The heaviest subject, W5 (Table S2), had the highest maximal and average peak internal soft tissue stresses (Table 1). This is consistent with findings of Elsner and Gefen [7] and Sopher et al. [20] who showed, using FE, that abnormal body mass indices, either overweight or underweight, contribute to the state of elevated internal tissue loads, which consequently increases the risk for sitting-acquired DTI.

In conclusion, we propose herein a practical algorithm for real-time patient-specific monitoring of internal tissue stresses under the IT of wheelchair users, in clinical or home settings.
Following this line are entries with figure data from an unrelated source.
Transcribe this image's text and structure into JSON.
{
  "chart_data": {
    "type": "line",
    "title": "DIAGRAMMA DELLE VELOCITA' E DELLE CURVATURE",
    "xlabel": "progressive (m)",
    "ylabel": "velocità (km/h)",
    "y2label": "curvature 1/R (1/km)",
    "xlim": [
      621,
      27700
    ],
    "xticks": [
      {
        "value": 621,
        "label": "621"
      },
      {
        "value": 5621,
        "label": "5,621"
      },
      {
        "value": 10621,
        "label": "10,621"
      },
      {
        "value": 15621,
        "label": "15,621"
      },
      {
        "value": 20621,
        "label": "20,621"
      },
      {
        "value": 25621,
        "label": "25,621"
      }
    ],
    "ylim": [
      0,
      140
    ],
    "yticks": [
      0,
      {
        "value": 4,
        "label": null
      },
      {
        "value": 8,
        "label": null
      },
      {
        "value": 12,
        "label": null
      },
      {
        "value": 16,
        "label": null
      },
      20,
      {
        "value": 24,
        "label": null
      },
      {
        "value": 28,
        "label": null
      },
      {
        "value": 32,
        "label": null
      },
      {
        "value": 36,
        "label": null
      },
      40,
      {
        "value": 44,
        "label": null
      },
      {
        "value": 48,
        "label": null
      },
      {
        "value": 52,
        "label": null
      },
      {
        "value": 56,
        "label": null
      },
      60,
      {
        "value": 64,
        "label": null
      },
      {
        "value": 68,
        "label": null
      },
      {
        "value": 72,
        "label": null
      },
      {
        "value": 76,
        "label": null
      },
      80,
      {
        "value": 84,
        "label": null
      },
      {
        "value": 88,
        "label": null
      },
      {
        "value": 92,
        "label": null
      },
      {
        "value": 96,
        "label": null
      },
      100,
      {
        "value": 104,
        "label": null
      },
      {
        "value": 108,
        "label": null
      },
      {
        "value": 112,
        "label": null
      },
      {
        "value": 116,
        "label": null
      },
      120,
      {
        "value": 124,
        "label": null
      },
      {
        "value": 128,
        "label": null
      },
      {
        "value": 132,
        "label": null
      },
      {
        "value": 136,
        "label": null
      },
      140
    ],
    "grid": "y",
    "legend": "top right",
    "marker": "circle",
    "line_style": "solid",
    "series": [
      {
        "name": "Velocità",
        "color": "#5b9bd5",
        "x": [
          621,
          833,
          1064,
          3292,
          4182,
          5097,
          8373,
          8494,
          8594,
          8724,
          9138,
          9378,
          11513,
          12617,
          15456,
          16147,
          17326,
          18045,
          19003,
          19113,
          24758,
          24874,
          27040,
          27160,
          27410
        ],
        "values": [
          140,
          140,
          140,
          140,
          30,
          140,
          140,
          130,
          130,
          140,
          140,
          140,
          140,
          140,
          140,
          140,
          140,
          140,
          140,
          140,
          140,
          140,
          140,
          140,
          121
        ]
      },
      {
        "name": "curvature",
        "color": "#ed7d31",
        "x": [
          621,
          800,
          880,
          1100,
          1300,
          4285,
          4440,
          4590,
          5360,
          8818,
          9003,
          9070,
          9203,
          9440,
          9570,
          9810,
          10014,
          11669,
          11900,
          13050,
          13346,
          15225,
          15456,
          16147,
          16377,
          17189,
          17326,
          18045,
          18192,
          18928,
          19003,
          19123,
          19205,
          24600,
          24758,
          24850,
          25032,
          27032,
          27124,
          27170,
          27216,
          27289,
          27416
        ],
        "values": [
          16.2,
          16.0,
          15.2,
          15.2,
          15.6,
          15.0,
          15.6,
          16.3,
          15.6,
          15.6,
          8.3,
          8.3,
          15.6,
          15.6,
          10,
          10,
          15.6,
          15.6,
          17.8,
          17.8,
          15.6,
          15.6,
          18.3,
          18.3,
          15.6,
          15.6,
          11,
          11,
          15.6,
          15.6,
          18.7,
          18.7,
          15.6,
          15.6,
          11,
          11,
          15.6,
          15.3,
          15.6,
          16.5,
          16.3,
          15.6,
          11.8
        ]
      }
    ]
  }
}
We believe that this method holds a high potential for clinical applications, bridging between sophisticated modeling efforts at the research lab and everyday clinical needs. As a next step, we hope to translate it to a medical device ready for large-scale human studies, with the aims of screening patients at risk for DTI, based on high ISD or SAI values, and also, for training patients by means of biofeedback to avoid DTI.